How can States recommit to the normative foundations of European security as reflected in the Helsinki Final Act and the Paris Charter? What measures could be adopted to rebuild confidence and reduce perceptions of threat? How can former cornerstones of pan-Europe security such as conventional arms control be rebuilt? What will it take to render security in Europe indivisible and reduce the risk of further tension?
These are complex questions with no easy answers. They are, however, essential for the future of the Euro-Atlantic and Eurasian regions.

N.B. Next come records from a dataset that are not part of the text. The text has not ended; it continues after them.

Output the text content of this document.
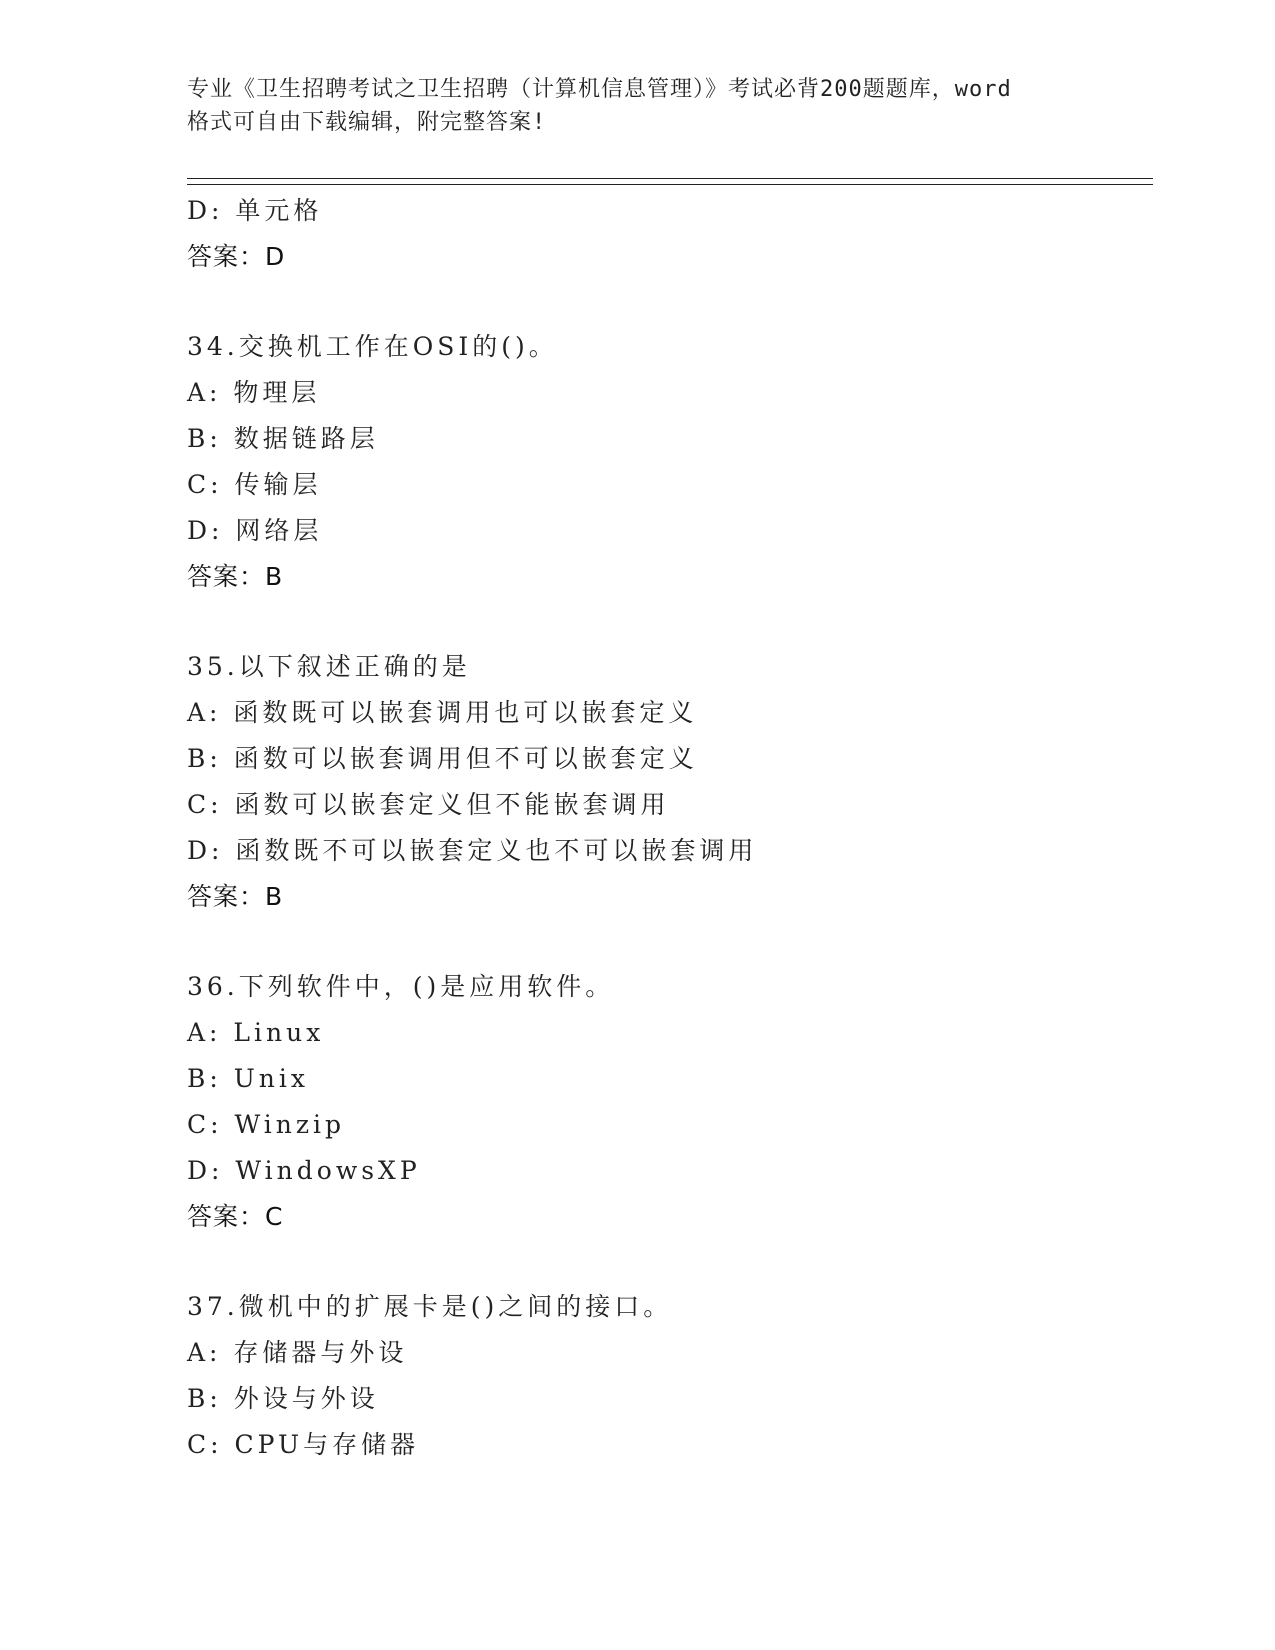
专业《卫生招聘考试之卫生招聘（计算机信息管理）》考试必背200题题库，word
格式可自由下载编辑，附完整答案!
D: 单元格
答案：D
34.交换机工作在OSI的()。
A: 物理层
B: 数据链路层
C: 传输层
D: 网络层
答案：B
35.以下叙述正确的是
A: 函数既可以嵌套调用也可以嵌套定义
B: 函数可以嵌套调用但不可以嵌套定义
C: 函数可以嵌套定义但不能嵌套调用
D: 函数既不可以嵌套定义也不可以嵌套调用
答案：B
36.下列软件中，()是应用软件。
A: Linux
B: Unix
C: Winzip
D: WindowsXP
答案：C
37.微机中的扩展卡是()之间的接口。
A: 存储器与外设
B: 外设与外设
C: CPU与存储器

And I am convinced that common answers can be worked out over time if we address such questions in a genuine dialogue that avoids old mantras and stereotyped narratives.
One way of starting such a reflection process could be to set up a Chairmanship-commissioned high-level panel of eminent persons with representatives of all regions of the OSCE. Over a period of approximately six months, and with the assistance of the OSCE academic network, the panel could produce a report that would take stock of the current situation and propose a set of recommendations concerning the next steps to be taken.
It is important that such a panel be provided with opportunities of interacting with the political level – with us. All of you could contribute to this by including representatives of this panel into security events that your ministries are organising. Once the panel has issued recommendations, debates at ministerial level could be organised to take stock and decide on next steps and follow-up phases of the reflection process.
I have outlined why the Swiss Chairmanships thinks that the crisis of European security must be addressed. And I have sketched out three avenues of how we could proceed. I now look forward to hearing your views on European security. And with that I hand over to Secretary General Zannier to open the discussion.